Suara.com - Pasangan capres-cawapres Prabowo Subianto dan Gibran Rakabuming Raka tak jarang menerima tudingan miring dari para lawan politiknya.
Namun kali ini, tudingan menjadi serius lantaran pasangan tersebut kini disebut-sebut sebagai cerminan Neo Orde Baru.
Tudingan tersebut dilayangkan oleh Ketua DPP PDI Perjuangan (PDI-P) Djarot Saiful Hidayat dalam keterangannya, Sabtu (4/11/2023).
"Bersama kita hadapi Prabowo-Gibran sebagai cerminkan neo Orde Baru masa kini," ujar Djarot kepada wartawan.
Baca Juga: Sebut Ada Menteri Berpaham Neolib, Prabowo: Gue Gak Sebut Namanya, Gak Etis!
Djarot lebih lanjut menerangkan bahwa pasangan yang diusung oleh partainya, yakni Ganjar Pranowo dan Mahfud MD akan senantiasa memperkuat demokrasi sekaligus melawan Prabowo-Gibran yang merupakan cerminan Orde Baru.
Lantas, apa itu Neo Orde Baru yang dilayangkan oleh Djarot ke Prabowo-Gibran?
Orde Baru gaya baru?
Istilah Neo Orde Baru atau Neo Orba bukan istilah yang baru. Sejalan dengan penjelasan Lembaga Ilmu Pengetahuan Indonesia (LIPI) Aisah Putri Budiatri, istilah ini juga sempat dilayangkan ke pemerintahan Presiden Joko Widodo yang kedua pada 2019 silam.
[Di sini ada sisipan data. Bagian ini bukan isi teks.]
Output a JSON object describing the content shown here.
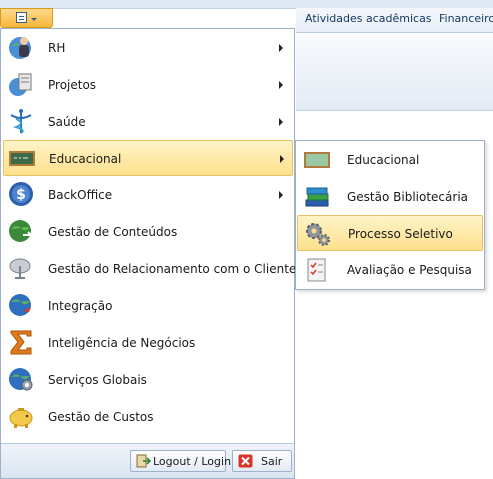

Kata 'Neo' dalam Neo Orba berarti 'baru'. Dapat dipahami secara sederhana bahwa Neo Orde Baru berarti wujud teranyar dari Orde Baru di era modern ini.
Adapun era Orde Baru merupakan masa pemerintahan Presiden Jenderal Soeharto di Indonesia yang dituding memimpin dengan otoriter.
Mengutip buku karya pengamat militer Connie Rahakundini Bakrie, salah satu momok yang ditakuti kala Orde Baru adalah Dwifungsi ABRI, yakni para perwira militer yang turut masuk ke politik praktis dan menjabat posisi strategis di pemerintahan.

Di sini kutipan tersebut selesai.